The Oklahoma Public Employees Association sued the state in March to prevent the release of state employee information that was requested by the Tulsa World and The Oklahoman, said Kevin Donelson, an attorney for the OPEA.
“If you take a birth date and put it with some other identifiable information, it really promotes or increases the opportunity for someone to steal someone’s identity,” he said.
The newspapers argued that the requested information was necessary to verify the identities of public employees involved in their articles.
“The way we utilize, and I think most journalistic organizations, utilize dates of birth is to try to identify,” said Joe Worley, executive director of the Tulsa World. “We keep databases internally to use as a reporting tool for our reporters to find and locate people.”
The court’s decision upheld a 2009 state attorney general opinion that stated that it is up to each employing agency to conduct a balancing test to determine whether releasing the employee’s birth date is an unwarranted invasion of his or her personal privacy.
Worley said that both The Oklahoman and the Tulsa World are working to file an appeal.
"We believe the records are open records as a matter of law and that if there is a balancing test, the balancing of the media’s right to know and right to use date of birth as a news gathering tool is so critical that it overwhelms any privacy interest a state employee might have in keeping their date of birth private or confidential," said Shaad Titus, an attorney for the Tulsa World.
"It is the only way of a newspaper to distinguish between the 30,000 state employees that have the identical name of people who are on the voter registration record in the state of Oklahoma," he continued.
The opinion also stated that the agency should make the determination “without notice and hearing to the employee,” because there is no due process right for the employee under the state’s Open Records Act.
Donelson, however, said that the OPEA believes each employee has a right to be notified if their agency is determining whether to disclose their information and he also stressed a concern about having each agency make a decision independently.

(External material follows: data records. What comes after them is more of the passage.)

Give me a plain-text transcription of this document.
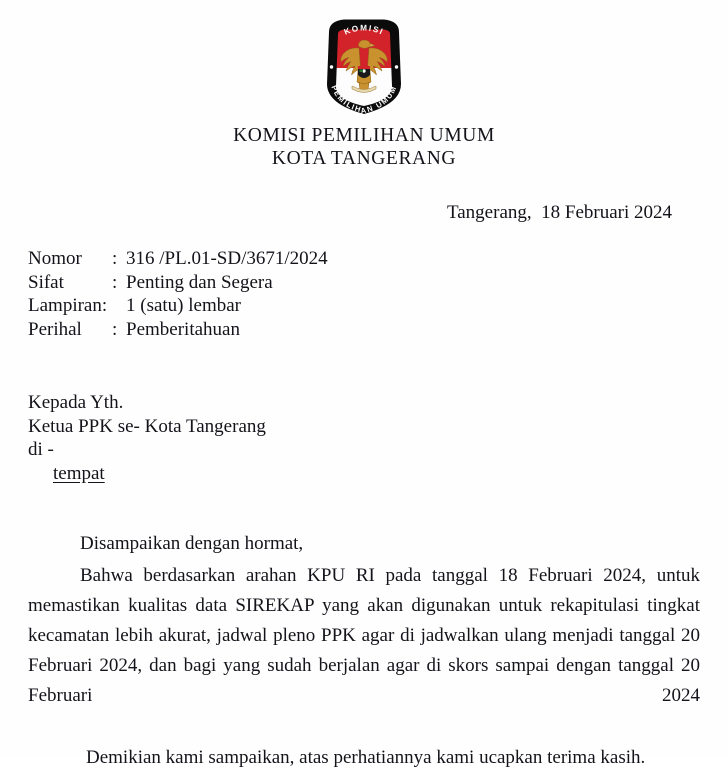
KOMISI
PEMILIHAN UMUM
KOMISI PEMILIHAN UMUM
KOTA TANGERANG
Tangerang,  18 Februari 2024
Nomor	: 316 /PL.01-SD/3671/2024
Sifat	: Penting dan Segera
Lampiran: 1 (satu) lembar
Perihal	: Pemberitahuan
Kepada Yth.
Ketua PPK se- Kota Tangerang
di -
tempat

Disampaikan dengan hormat,

Bahwa berdasarkan arahan KPU RI pada tanggal 18 Februari 2024, untuk memastikan kualitas data SIREKAP yang akan digunakan untuk rekapitulasi tingkat kecamatan lebih akurat, jadwal pleno PPK agar di jadwalkan ulang menjadi tanggal 20 Februari 2024, dan bagi yang sudah berjalan agar di skors sampai dengan tanggal 20 Februari 2024

Demikian kami sampaikan, atas perhatiannya kami ucapkan terima kasih.
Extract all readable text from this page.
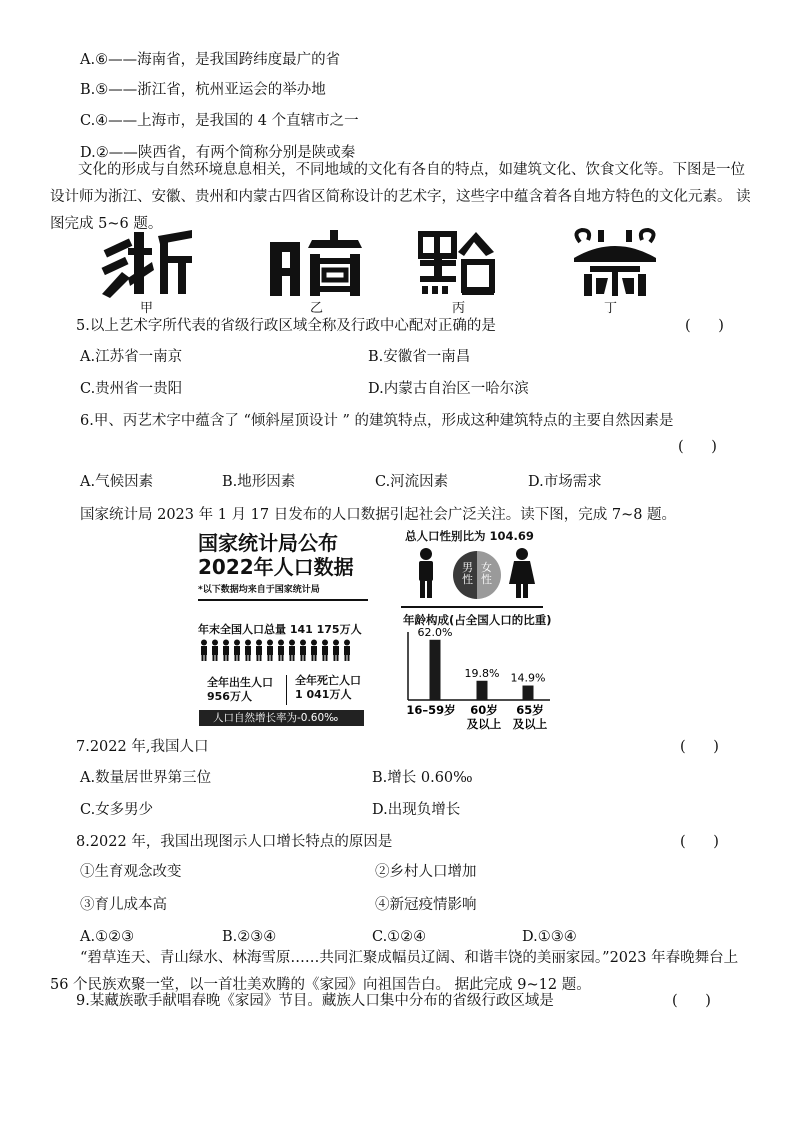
A.⑥——海南省，是我国跨纬度最广的省
B.⑤——浙江省，杭州亚运会的举办地
C.④——上海市，是我国的 4 个直辖市之一
D.②——陕西省，有两个简称分别是陕或秦
文化的形成与自然环境息息相关，不同地域的文化有各自的特点，如建筑文化、饮食文化等。下图是一位设计师为浙江、安徽、贵州和内蒙古四省区简称设计的艺术字，这些字中蕴含着各自地方特色的文化元素。 读图完成 5~6 题。
甲	乙	丙	丁
5.以上艺术字所代表的省级行政区域全称及行政中心配对正确的是	(      )
A.江苏省一南京	B.安徽省一南昌
C.贵州省一贵阳	D.内蒙古自治区一哈尔滨
6.甲、丙艺术字中蕴含了 “倾斜屋顶设计 ” 的建筑特点，形成这种建筑特点的主要自然因素是
(      )
A.气候因素	B.地形因素	C.河流因素	D.市场需求
国家统计局 2023 年 1 月 17 日发布的人口数据引起社会广泛关注。读下图，完成 7~8 题。
国家统计局公布
2022年人口数据
*以下数据均来自于国家统计局
年末全国人口总量 141 175万人
全年出生人口
956万人
全年死亡人口
1 041万人
人口自然增长率为-0.60‰
总人口性别比为 104.69
男性
女性
年龄构成(占全国人口的比重)
62.0%
16–59岁
19.8%
60岁及以上
14.9%
65岁及以上
7.2022 年,我国人口	(      )
A.数量居世界第三位	B.增长 0.60‰
C.女多男少	D.出现负增长
8.2022 年，我国出现图示人口增长特点的原因是	(      )
①生育观念改变	②乡村人口增加
③育儿成本高	④新冠疫情影响
A.①②③	B.②③④	C.①②④	D.①③④
“碧草连天、青山绿水、林海雪原……共同汇聚成幅员辽阔、和谐丰饶的美丽家园。”2023 年春晚舞台上 56 个民族欢聚一堂，以一首壮美欢腾的《家园》向祖国告白。 据此完成 9~12 题。
9.某藏族歌手献唱春晚《家园》节目。藏族人口集中分布的省级行政区域是	(      )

“The problem is that each agency has to make that determination and in this particular case, you end up with a situation where one agency may disclose it and another would not and therefore state employees are being treated differently for no rational basis whatsoever,” he said.
The OPEA plans to appeal that issue to the state Supreme Court.
The Reporters Committee for Freedom of the Press and five other media organizations joined a friend-of-the-court brief filed in the Oklahoma district court, asking the court to find in favor of disclosing the information.